Though I am not able to think of any proof for Why vertex is directly above the midpoint in equilateral triangle?
When I attempted to prove I see no other reason reason than the statement mentioned above.
I thought it would help if I prove how a perpendicular divides the angle in to half and I was able to do that but later it seemed of no help.
Is there any way to prove Why vertex is directly above the midpoint in equilateral triangle?
Best Answer
In any isosceles triangle, the median and altitude from the vertex representing the third angle are always the same. This follows by:
Consideration of the two triangles formed when an altitude is dropped from the 3rd vertex. These two triangles must be congruent to each other.
Therefore, the sides opposite the equal angles are the same length.
Consequently, this vertex must be on the perpendicular bisector of the opposite side. This implies that the altitude from this vertex must bisect the opposite side. Therefore, the altitude and median from this vertex must coincide.
Now, you have the begged question: why, in an equilateral triangle do the three altitudes (AKA three medians) intersect at the same point?
Edit
As indicated by the OP, you have the following definitions:
orthocenter
The point where all altitudes intersect.
centroid
The point where the all medians intersect.
Instead of focusing on the altitude and the median of an equilateral triangle, focus instead on the perpendicular bisector of the 3rd vertex of an isosceles triangle.

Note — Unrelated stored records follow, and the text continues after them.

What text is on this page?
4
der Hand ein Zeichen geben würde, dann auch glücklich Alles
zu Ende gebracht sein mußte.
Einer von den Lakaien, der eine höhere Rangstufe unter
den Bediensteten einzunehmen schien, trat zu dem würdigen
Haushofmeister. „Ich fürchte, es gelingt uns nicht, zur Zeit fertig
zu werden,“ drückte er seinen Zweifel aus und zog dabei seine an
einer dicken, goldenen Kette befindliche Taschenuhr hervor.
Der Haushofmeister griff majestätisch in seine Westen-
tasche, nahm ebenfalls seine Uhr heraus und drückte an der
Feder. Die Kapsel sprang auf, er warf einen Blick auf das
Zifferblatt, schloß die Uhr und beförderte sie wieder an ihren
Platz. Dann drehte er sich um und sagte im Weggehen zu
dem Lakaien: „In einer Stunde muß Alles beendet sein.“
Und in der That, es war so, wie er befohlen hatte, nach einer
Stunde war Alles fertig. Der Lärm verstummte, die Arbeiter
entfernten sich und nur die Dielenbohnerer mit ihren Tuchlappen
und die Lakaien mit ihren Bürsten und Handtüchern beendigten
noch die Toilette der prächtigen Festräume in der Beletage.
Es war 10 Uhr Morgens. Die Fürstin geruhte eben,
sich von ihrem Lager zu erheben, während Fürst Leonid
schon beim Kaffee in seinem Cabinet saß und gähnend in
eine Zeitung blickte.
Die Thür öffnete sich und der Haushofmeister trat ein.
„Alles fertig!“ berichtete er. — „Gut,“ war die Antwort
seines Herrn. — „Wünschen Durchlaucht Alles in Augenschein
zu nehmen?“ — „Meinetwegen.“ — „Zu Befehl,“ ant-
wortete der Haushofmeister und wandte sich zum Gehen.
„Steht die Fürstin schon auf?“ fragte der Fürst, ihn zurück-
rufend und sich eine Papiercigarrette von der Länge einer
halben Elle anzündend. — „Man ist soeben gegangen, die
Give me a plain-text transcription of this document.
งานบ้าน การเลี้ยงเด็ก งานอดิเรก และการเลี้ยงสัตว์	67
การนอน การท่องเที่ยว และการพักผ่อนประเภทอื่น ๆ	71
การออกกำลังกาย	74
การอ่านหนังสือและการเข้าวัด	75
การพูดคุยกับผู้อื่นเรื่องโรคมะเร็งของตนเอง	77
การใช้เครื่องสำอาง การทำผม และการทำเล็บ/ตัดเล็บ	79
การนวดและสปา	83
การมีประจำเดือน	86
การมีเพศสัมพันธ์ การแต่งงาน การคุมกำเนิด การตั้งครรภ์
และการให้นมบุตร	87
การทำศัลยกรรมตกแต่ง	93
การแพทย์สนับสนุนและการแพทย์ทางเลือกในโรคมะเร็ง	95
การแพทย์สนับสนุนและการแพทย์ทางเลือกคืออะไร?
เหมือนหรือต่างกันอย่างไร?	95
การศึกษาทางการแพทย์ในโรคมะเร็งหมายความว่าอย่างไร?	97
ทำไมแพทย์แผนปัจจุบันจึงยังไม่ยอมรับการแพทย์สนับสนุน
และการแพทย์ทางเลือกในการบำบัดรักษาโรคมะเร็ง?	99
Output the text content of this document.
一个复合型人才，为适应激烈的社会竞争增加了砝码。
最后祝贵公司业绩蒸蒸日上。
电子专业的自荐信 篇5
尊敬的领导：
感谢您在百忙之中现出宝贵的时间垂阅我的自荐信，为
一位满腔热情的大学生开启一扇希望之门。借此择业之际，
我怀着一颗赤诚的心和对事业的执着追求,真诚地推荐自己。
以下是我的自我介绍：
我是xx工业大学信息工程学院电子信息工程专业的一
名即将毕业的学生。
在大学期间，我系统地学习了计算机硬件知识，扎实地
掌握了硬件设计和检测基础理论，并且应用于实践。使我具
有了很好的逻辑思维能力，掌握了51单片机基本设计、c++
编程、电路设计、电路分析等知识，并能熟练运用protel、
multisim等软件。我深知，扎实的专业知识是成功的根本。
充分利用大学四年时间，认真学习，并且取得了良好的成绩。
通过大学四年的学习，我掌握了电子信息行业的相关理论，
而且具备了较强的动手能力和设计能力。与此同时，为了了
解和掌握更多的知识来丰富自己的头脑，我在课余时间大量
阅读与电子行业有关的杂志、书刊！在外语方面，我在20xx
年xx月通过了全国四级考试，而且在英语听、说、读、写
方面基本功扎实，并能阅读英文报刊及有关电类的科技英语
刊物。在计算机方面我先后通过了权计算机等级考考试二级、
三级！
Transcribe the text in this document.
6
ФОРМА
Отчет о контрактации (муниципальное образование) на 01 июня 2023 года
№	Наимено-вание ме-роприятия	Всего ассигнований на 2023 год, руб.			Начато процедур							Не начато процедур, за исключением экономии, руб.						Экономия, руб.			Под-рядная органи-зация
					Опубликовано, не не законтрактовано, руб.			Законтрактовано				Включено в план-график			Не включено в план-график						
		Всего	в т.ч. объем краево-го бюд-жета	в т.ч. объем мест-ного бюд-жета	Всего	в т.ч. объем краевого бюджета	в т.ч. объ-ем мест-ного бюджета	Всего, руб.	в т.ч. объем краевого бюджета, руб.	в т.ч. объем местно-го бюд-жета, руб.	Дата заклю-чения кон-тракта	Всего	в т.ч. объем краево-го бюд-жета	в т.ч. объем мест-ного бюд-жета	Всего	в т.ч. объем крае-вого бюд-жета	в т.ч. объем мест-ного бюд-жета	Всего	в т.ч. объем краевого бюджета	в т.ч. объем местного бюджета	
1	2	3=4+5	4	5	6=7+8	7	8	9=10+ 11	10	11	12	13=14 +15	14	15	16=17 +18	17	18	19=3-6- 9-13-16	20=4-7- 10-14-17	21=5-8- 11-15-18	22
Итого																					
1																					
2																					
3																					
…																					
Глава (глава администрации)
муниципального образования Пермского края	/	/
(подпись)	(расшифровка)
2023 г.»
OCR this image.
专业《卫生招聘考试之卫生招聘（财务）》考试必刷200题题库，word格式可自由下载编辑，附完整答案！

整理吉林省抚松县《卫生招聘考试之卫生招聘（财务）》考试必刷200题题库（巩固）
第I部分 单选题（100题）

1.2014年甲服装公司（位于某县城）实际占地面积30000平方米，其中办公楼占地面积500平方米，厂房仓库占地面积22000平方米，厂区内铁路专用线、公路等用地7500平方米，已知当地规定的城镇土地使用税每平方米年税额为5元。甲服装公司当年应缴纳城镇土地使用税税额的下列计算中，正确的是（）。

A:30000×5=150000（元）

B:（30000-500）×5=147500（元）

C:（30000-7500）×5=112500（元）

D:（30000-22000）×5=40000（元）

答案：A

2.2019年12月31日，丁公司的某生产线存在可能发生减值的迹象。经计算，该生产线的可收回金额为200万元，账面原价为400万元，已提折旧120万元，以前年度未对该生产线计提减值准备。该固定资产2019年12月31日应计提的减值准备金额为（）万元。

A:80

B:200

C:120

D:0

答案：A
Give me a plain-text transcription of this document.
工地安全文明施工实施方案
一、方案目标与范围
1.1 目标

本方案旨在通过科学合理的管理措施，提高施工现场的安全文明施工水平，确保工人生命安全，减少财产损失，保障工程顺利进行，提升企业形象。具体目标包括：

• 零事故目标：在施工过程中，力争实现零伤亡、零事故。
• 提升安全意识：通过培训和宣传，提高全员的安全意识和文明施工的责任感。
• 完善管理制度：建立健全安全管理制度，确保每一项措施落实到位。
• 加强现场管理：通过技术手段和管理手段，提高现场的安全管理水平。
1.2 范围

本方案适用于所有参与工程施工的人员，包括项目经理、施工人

Assume that the triangle is such that the length of the perpendicular bisector (AKA length of the altitude) is greater than (1/2) the length of the opposite side (which is true for an equilateral triangle).
As you travel up the perpendicular bisector, from the base towards the vertex, the distance from the given point on the perpendicular bisector to the opposite vertex is continuously decreasing, while the distance from the given point to either of the other two vertices is continuously increasing. Therefore, there must be exactly one point on this perpendicular bisector that is equidistant from all three vertices. This implies that this point is on all three perpendicular bisectors.
This implies that for any isosceles triangle where the altitude from the 3rd vertex is greater than (1/2) the length of the opposite side, all three perpendicular bisectors must coincide (i.e. intersect at a single point).
What distinguishes an equilateral from other similar isosceles triangles is that since all three sides are equal, each vertex must lie on the perpendicular bisector of the opposite side. Therefore, in an equilateral triangle, all three medians (AKA altitudes, AKA perpendicular bisectors) must coincide at a specific point.